L’ancien président de la République, Joseph Kabila, et l’ancien gouverneur de l’ex-province du Katanga, Moïse Katumbi, président du parti politique Ensemble pour la République, se sont rencontrés à Addis-Abeba, en Éthiopie, à la veille du réveillon de Noël. Accusés par Kinshasa de collusion avec les rebelles pro-rwandais du Mouvement du 23 mars (M23) et l’Alliance Fleuve Congo (AFC) de Corneille Nangaa, les deux personnalités ont publié un communiqué surprenant encourageant les facilitateurs de la crise sécuritaire congolaise à rester « attentifs aux revendications » de cette rébellion.
Entre les lignes de ce communiqué, rédigé à la suite de la rencontre entre ces deux opposants au régime de Félix Tshisekedi, beaucoup de zones d’ombre subsistent. Ce document, signé par Olivier Kamitatu, détaille les objectifs communs poursuivis par Kabila et Katumbi. Bien que les deux hommes appellent toutes les forces politiques et sociales de la République démocratique du Congo (RDC) à s’unir contre ce qu’ils qualifient de « dictature » du président Félix Tshisekedi, ils omettent cependant de condamner explicitement l’agression rwandaise opérée sous couvert de l’AFC-M23.
Au contraire, ils sollicitent des facilitateurs une « attention » particulière aux revendications des « parties en présence », alors même que Kinshasa refuse tout dialogue avec ces rebelles. Mais qui désignent-ils par « parties en présence » ? Est-ce Kigali, engagé dans des pourparlers avec Kinshasa à Luanda ?

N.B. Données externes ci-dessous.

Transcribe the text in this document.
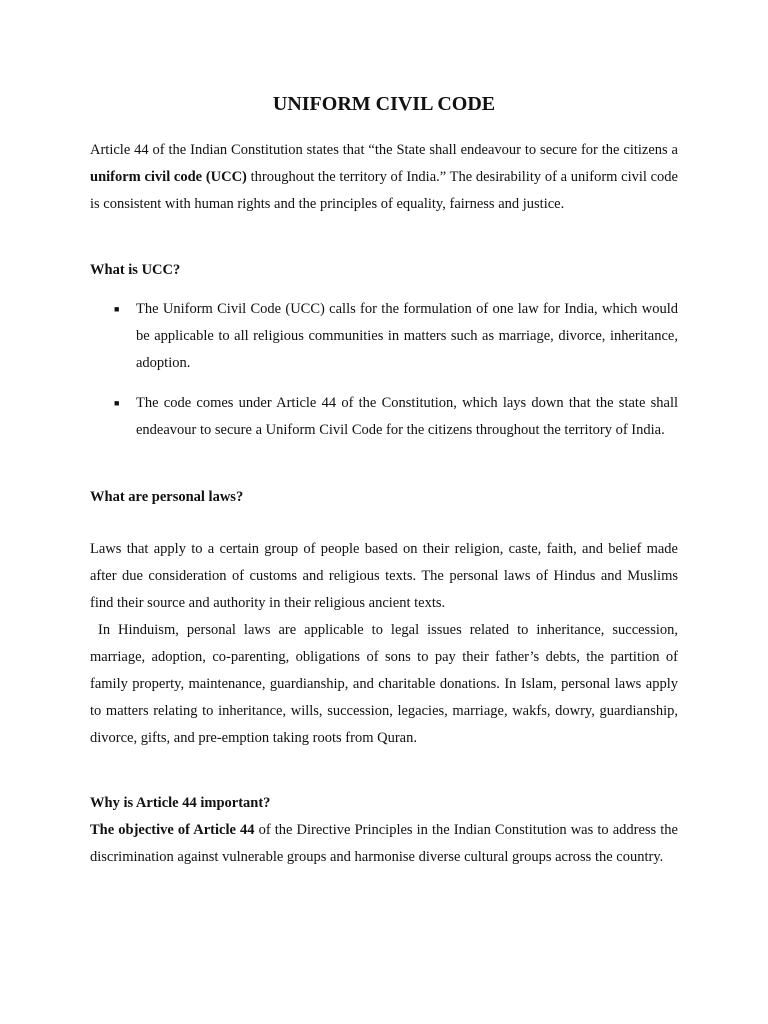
UNIFORM CIVIL CODE

Article 44 of the Indian Constitution states that “the State shall endeavour to secure for the citizens a uniform civil code (UCC) throughout the territory of India.” The desirability of a uniform civil code is consistent with human rights and the principles of equality, fairness and justice.

What is UCC?

■ The Uniform Civil Code (UCC) calls for the formulation of one law for India, which would be applicable to all religious communities in matters such as marriage, divorce, inheritance, adoption.
■ The code comes under Article 44 of the Constitution, which lays down that the state shall endeavour to secure a Uniform Civil Code for the citizens throughout the territory of India.

What are personal laws?

Laws that apply to a certain group of people based on their religion, caste, faith, and belief made after due consideration of customs and religious texts. The personal laws of Hindus and Muslims find their source and authority in their religious ancient texts.

In Hinduism, personal laws are applicable to legal issues related to inheritance, succession, marriage, adoption, co-parenting, obligations of sons to pay their father’s debts, the partition of family property, maintenance, guardianship, and charitable donations. In Islam, personal laws apply to matters relating to inheritance, wills, succession, legacies, marriage, wakfs, dowry, guardianship, divorce, gifts, and pre-emption taking roots from Quran.

Why is Article 44 important?

The objective of Article 44 of the Directive Principles in the Indian Constitution was to address the discrimination against vulnerable groups and harmonise diverse cultural groups across the country.
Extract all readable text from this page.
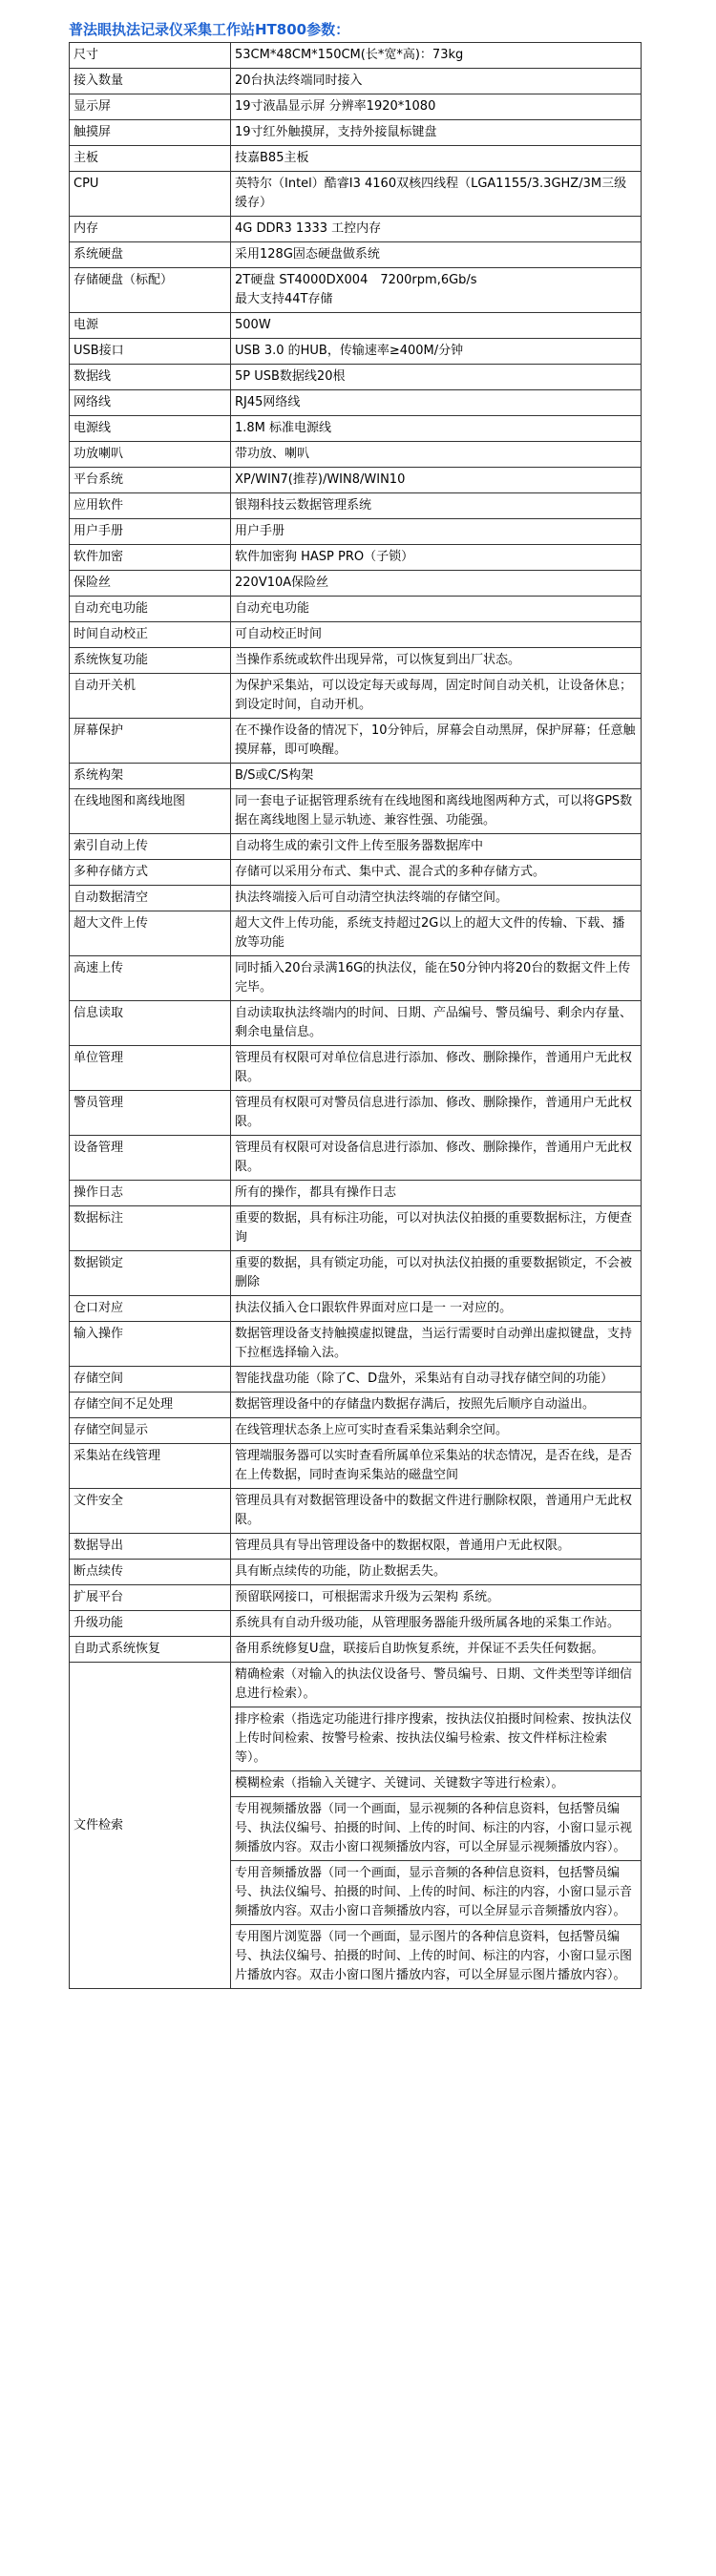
普法眼执法记录仪采集工作站HT800参数：
尺寸	53CM*48CM*150CM(长*宽*高)：73kg
接入数量	20台执法终端同时接入
显示屏	19寸液晶显示屏 分辨率1920*1080
触摸屏	19寸红外触摸屏，支持外接鼠标键盘
主板	技嘉B85主板
CPU	英特尔（Intel）酷睿I3 4160双核四线程（LGA1155/3.3GHZ/3M三级缓存）
内存	4G DDR3 1333 工控内存
系统硬盘	采用128G固态硬盘做系统
存储硬盘（标配）	2T硬盘 ST4000DX004　7200rpm,6Gb/s
最大支持44T存储
电源	500W
USB接口	USB 3.0 的HUB，传输速率≥400M/分钟
数据线	5P USB数据线20根
网络线	RJ45网络线
电源线	1.8M 标准电源线
功放喇叭	带功放、喇叭
平台系统	XP/WIN7(推荐)/WIN8/WIN10
应用软件	银翔科技云数据管理系统
用户手册	用户手册
软件加密	软件加密狗 HASP PRO（子锁）
保险丝	220V10A保险丝
自动充电功能	自动充电功能
时间自动校正	可自动校正时间
系统恢复功能	当操作系统或软件出现异常，可以恢复到出厂状态。
自动开关机	为保护采集站，可以设定每天或每周，固定时间自动关机，让设备休息；到设定时间，自动开机。
屏幕保护	在不操作设备的情况下，10分钟后，屏幕会自动黑屏，保护屏幕；任意触摸屏幕，即可唤醒。
系统构架	B/S或C/S构架
在线地图和离线地图	同一套电子证据管理系统有在线地图和离线地图两种方式，可以将GPS数据在离线地图上显示轨迹、兼容性强、功能强。
索引自动上传	自动将生成的索引文件上传至服务器数据库中
多种存储方式	存储可以采用分布式、集中式、混合式的多种存储方式。
自动数据清空	执法终端接入后可自动清空执法终端的存储空间。
超大文件上传	超大文件上传功能，系统支持超过2G以上的超大文件的传输、下载、播放等功能
高速上传	同时插入20台录满16G的执法仪，能在50分钟内将20台的数据文件上传完毕。
信息读取	自动读取执法终端内的时间、日期、产品编号、警员编号、剩余内存量、剩余电量信息。
单位管理	管理员有权限可对单位信息进行添加、修改、删除操作，普通用户无此权限。
警员管理	管理员有权限可对警员信息进行添加、修改、删除操作，普通用户无此权限。
设备管理	管理员有权限可对设备信息进行添加、修改、删除操作，普通用户无此权限。
操作日志	所有的操作，都具有操作日志
数据标注	重要的数据，具有标注功能，可以对执法仪拍摄的重要数据标注，方便查询
数据锁定	重要的数据，具有锁定功能，可以对执法仪拍摄的重要数据锁定，不会被删除
仓口对应	执法仪插入仓口跟软件界面对应口是一 一对应的。
输入操作	数据管理设备支持触摸虚拟键盘，当运行需要时自动弹出虚拟键盘，支持下拉框选择输入法。
存储空间	智能找盘功能（除了C、D盘外，采集站有自动寻找存储空间的功能）
存储空间不足处理	数据管理设备中的存储盘内数据存满后，按照先后顺序自动溢出。
存储空间显示	在线管理状态条上应可实时查看采集站剩余空间。
采集站在线管理	管理端服务器可以实时查看所属单位采集站的状态情况，是否在线，是否在上传数据，同时查询采集站的磁盘空间
文件安全	管理员具有对数据管理设备中的数据文件进行删除权限，普通用户无此权限。
数据导出	管理员具有导出管理设备中的数据权限，普通用户无此权限。
断点续传	具有断点续传的功能，防止数据丢失。
扩展平台	预留联网接口，可根据需求升级为云架构 系统。
升级功能	系统具有自动升级功能，从管理服务器能升级所属各地的采集工作站。
自助式系统恢复	备用系统修复U盘，联接后自助恢复系统，并保证不丢失任何数据。
文件检索	精确检索（对输入的执法仪设备号、警员编号、日期、文件类型等详细信息进行检索）。
	排序检索（指选定功能进行排序搜索，按执法仪拍摄时间检索、按执法仪上传时间检索、按警号检索、按执法仪编号检索、按文件样标注检索等）。
	模糊检索（指输入关键字、关键词、关键数字等进行检索）。
	专用视频播放器（同一个画面，显示视频的各种信息资料，包括警员编号、执法仪编号、拍摄的时间、上传的时间、标注的内容，小窗口显示视频播放内容。双击小窗口视频播放内容，可以全屏显示视频播放内容）。
	专用音频播放器（同一个画面，显示音频的各种信息资料，包括警员编号、执法仪编号、拍摄的时间、上传的时间、标注的内容，小窗口显示音频播放内容。双击小窗口音频播放内容，可以全屏显示音频播放内容）。
	专用图片浏览器（同一个画面，显示图片的各种信息资料，包括警员编号、执法仪编号、拍摄的时间、上传的时间、标注的内容，小窗口显示图片播放内容。双击小窗口图片播放内容，可以全屏显示图片播放内容）。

Dans ce communiqué, le terme « facilitateurs » est employé au pluriel. Cela suggère que Joseph Kabila et Moïse Katumbi s’adressent aussi bien à João Lourenço, président angolais et facilitateur désigné par l’Union africaine dans ce conflit, qu’à Uhuru Kenyatta, ancien président du Kenya, facilitateur mandaté pour le processus de paix de Nairobi. Ce dernier avait d’ailleurs inclus le M23 dans les discussions avant que le mouvement ne quitte la table des négociations pour reprendre les armes.
Une prise de position ambiguë
« Dans cette perspective de résolution pacifique de la crise, ils [Joseph Kabila et Moïse Katumbi] encouragent les facilitateurs à demeurer attentifs aux revendications des parties en présence », peut-on lire dans le communiqué. Si ce passage n’est pas un plaidoyer explicite en faveur du M23 ou de l’AFC, il semble au minimum ouvert aux revendications rwandaises, Kigali étant également considéré comme l’une des « parties en présence » dans le cadre de ce conflit. Une telle position risque de renforcer les soupçons du gouvernement congolais quant à un possible soutien de Kabila et Katumbi à cette rébellion.
Le président Félix Tshisekedi, lors d’une interview en Belgique, n’avait pas hésité à accuser ouvertement son prédécesseur d’avoir « boycotté les élections » et de préparer une insurrection. « L’AFC, c’est lui », avait-il affirmé, faisant allusion à Joseph Kabila.
Dans leur communiqué commun, Kabila et Katumbi se sont limités à dénoncer la dégradation de la situation sécuritaire en RDC. Sans nommer directement les troupes rwandaises, ils se sont contentés de condamner la « présence de forces armées illégales, y compris des mercenaires et [des] troupes étrangères ». Par ailleurs, ils ont réitéré leur opposition ferme à toute réforme constitutionnelle dans un tel contexte.
Une alliance inattendue
Jadis adversaires politiques acharnés, Joseph Kabila et Moïse Katumbi se rapprochent aujourd’hui dans leur opposition commune au président Félix Tshisekedi. Leur dernière rencontre publique remontait à mai 2022, lors du Forum pour la réconciliation des leaders katangais, organisé à Lubumbashi par Mgr Fulgence Muteba, archevêque de Lubumbashi et président de la Conférence épiscopale nationale du Congo (CENCO). Pourtant, avant cette période, les deux hommes se vouaient une hostilité mutuelle.
À la veille des élections de 2018, Joseph Kabila, connu pour sa discrétion, n’avait pas mâché ses mots en évoquant son ancien collaborateur. « Katumbi me rappelle Judas », avait-il lâché. Cette animosité était telle que l’ancien président avait pratiquement rendu apatride l’ancien gouverneur du Katanga. Contraint à l’exil après deux procès intentés contre lui, Moïse Katumbi avait vu son unique passeport désactivé dans le système congolais. La migration vers un passeport semi-biométrique avait ensuite laissé Katumbi sans papier officiel, bloqué hors du pays.